First Full Day of Clinic

Hillside is a different clinic than anything I can imagine. We treat outpatient, home health, schools, and we go to different villages to treat there. My CI (who is from Sweden) lets me take the lead on everything and then we discuss all the decisions and findings I have made. I love that aspect because I am totally hands on at all times. I also am getting a HUGE variety of patient populations as well as injuries.

Today I had outpatient clinic from 8-12 and then home health visits from 1-4. The outpatient clinic is always interesting because often time patients are referred down directly from the medical clinic. I had two initial evaluations and a treatment in the morning. My first treatment was a pediatric patient. She was super energetic and the treatment was really fun. We competed in different races and games that worked on heel walking and toe walking to help strengthen her ankles. We also worked on fine motor skills by playing with play doh and using a foam puzzle.

On a completely different side of things, I had another patient today that was an initial evaluation who did not speak any English and instead could only speak Mopan. We found someone in the clinic who was able to translate for us however it went nothing like I was expecting it to go when working with a translator. We were taught in school that when working with a non- English speaking patient you should always talk to them and have the translator repeat word for word what each person is saying. In this situation, the translator and the patient just went on and on having conversations and I was almost the intruder in the conversation. It was very awkward. Then mid-session my translator stood up and explained that she had to catch a bus so she left. Even more awkward. In the end the evaluation took way longer than expected and my CI had to step in to help confirm the diagnosis because I was struggling with the case in general.

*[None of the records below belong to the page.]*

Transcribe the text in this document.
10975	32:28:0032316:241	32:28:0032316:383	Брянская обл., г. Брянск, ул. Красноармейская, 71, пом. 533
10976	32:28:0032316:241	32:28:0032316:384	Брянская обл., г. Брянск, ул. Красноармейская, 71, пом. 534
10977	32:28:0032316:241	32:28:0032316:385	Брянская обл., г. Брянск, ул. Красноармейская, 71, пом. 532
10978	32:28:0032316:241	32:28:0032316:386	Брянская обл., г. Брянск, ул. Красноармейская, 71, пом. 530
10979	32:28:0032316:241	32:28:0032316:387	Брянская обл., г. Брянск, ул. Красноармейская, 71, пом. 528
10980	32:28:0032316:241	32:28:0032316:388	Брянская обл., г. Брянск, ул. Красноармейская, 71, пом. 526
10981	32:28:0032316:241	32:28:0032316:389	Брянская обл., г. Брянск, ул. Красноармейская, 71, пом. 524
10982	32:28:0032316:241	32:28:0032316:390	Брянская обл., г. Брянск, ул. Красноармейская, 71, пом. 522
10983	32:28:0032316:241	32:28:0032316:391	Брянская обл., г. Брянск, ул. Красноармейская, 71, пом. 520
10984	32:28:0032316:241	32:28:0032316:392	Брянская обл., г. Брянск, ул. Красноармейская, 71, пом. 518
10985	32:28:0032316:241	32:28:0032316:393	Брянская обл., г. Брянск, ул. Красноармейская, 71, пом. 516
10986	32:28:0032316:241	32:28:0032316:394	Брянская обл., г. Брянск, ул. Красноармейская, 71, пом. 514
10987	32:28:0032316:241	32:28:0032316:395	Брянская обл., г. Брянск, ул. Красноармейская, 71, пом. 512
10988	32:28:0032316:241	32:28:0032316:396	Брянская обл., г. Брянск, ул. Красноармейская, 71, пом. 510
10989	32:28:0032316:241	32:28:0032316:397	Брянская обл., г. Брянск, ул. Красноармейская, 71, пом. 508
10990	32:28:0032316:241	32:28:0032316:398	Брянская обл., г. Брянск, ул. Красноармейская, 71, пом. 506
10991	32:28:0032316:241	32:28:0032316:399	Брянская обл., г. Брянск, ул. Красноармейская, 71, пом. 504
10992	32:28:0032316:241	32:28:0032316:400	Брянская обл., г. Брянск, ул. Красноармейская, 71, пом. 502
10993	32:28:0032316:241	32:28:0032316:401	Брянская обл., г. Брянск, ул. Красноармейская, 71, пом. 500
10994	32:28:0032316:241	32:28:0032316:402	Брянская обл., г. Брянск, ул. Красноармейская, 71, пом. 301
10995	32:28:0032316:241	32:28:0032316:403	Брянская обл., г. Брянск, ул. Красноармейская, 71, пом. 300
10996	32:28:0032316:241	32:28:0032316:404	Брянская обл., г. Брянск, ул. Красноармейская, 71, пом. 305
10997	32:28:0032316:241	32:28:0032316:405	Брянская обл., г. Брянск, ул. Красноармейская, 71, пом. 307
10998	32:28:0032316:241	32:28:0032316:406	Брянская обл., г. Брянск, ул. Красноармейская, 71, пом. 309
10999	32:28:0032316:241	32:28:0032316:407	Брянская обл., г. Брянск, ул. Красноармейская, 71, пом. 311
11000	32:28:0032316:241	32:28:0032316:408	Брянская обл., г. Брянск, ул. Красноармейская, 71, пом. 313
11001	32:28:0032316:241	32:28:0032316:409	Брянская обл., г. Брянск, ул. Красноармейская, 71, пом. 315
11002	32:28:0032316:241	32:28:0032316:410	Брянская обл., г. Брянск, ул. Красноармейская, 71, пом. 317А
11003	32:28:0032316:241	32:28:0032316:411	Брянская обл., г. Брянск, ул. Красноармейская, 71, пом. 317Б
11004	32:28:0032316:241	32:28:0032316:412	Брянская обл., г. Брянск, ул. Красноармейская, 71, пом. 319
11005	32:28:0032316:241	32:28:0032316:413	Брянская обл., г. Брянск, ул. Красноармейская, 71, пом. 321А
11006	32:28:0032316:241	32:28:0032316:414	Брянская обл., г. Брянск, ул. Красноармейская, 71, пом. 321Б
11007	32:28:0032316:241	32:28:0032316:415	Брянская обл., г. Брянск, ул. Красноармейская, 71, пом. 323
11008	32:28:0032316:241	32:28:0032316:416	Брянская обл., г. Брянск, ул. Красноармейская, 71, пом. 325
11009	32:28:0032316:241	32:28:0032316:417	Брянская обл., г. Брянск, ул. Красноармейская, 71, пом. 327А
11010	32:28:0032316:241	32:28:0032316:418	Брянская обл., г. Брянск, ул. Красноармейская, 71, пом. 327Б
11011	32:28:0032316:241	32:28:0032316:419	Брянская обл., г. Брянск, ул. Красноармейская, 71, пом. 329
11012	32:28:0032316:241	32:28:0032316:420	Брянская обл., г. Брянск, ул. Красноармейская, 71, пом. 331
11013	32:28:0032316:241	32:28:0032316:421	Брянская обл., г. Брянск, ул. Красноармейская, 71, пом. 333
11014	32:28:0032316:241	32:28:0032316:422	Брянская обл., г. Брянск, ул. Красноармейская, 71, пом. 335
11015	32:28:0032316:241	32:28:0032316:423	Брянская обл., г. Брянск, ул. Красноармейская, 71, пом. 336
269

Home health has definitely culturally different. For starters the “addresses” on the form stating where we should be going is written like this: “white house on end of the 3rd dirt road from the flower shop past the large brown building behind mango tree.” Every time we read them we laugh. The homes are all very different. It is so interesting to me because it is not like the people of PG are all poor. They simply just don’t have access to a lot of things that we (Americans) are used to; health care for one. When you walk up to a house in PG you are always a little surprised to what you are walking into. Some of the cases can be quite sad. Today I had a patient who lays in bed all day and doesn’t move. He had no TV, no radio, nothing. All he did was lay there and stair out a window. We got him moving a bit but it was still sad. At a different house however, we have this little lady with an amputation below the knee. She was very energetic and loved showing us the different activities she does to help build her strength.

Home health visits are both culturally and clinically different from the norm treatment. All the treatments need to be creative due to the lack of materials. It is super beneficial to see the patient in their natural home environment doing different tasks.

For my first full day of clinic I got to see a wide span of patients from age 9 to age 78 with amputations, shoulder issues, back pain, wrist pain, CVA, and more.